Extremely high insurance costs – which can nearly double after learners have passed their driving test – are still prohibiting many young people from getting a car. The latest figures from the Department for Transport show that while 43 per cent of 17-to-20-year-olds held a full driving licence in 1995, this figure dropped to just 31 per cent in 2013.
While insurance cover used to drop in cost as learners passed their tests, advice groups are now warning young drivers to be aware that premiums may actually rise once they’ve gained a full driving licence.
An 18-year-old man driving a Ford Focus 1.6 and living in Hornchurch near Romford in Greater London would expect to pay around £1,790 for insurance when learning, says Endsleigh car insurance. However, this could jump to £3,240 once they’d passed their test, reports the Times.

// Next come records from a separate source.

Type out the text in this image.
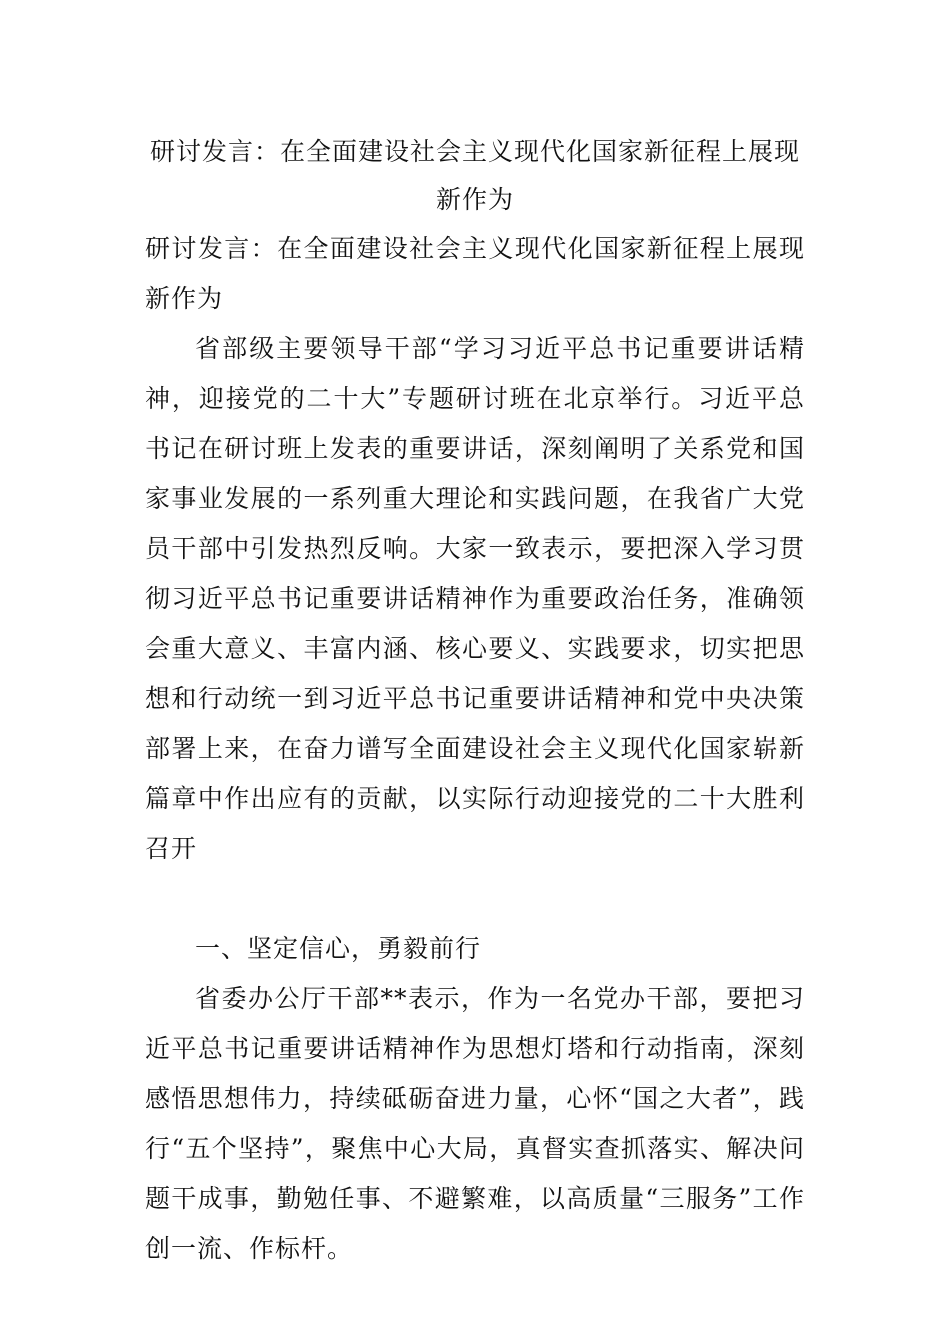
研讨发言：在全面建设社会主义现代化国家新征程上展现新作为

研讨发言：在全面建设社会主义现代化国家新征程上展现新作为

省部级主要领导干部“学习习近平总书记重要讲话精神，迎接党的二十大”专题研讨班在北京举行。习近平总书记在研讨班上发表的重要讲话，深刻阐明了关系党和国家事业发展的一系列重大理论和实践问题，在我省广大党员干部中引发热烈反响。大家一致表示，要把深入学习贯彻习近平总书记重要讲话精神作为重要政治任务，准确领会重大意义、丰富内涵、核心要义、实践要求，切实把思想和行动统一到习近平总书记重要讲话精神和党中央决策部署上来，在奋力谱写全面建设社会主义现代化国家崭新篇章中作出应有的贡献，以实际行动迎接党的二十大胜利召开

一、坚定信心，勇毅前行

省委办公厅干部**表示，作为一名党办干部，要把习近平总书记重要讲话精神作为思想灯塔和行动指南，深刻感悟思想伟力，持续砥砺奋进力量，心怀“国之大者”，践行“五个坚持”，聚焦中心大局，真督实查抓落实、解决问题干成事，勤勉任事、不避繁难，以高质量“三服务”工作创一流、作标杆。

Young drivers need to be aware that there is a spike in the cost of cover once they have passed their test because insurers regard them as a bigger risk when they no longer have someone experienced sitting alongside them.
Unsurprisingly, many teenagers considering learning to drive cite the key issues being the sheer cost, with the need to pay for expensive driving lessons and having to buy a car and insurance. Insurers, however, argue that this reflects the increased likelihood of an unsupervised newly qualified driver having an accident than a learner driver.
Graeme Trudgill, from the British Insurance Brokers Association, said: “Young drivers need to be aware that there is a spike in the cost of cover once they have passed their test because insurers regard them as a bigger risk when they no longer have someone experienced sitting alongside them.”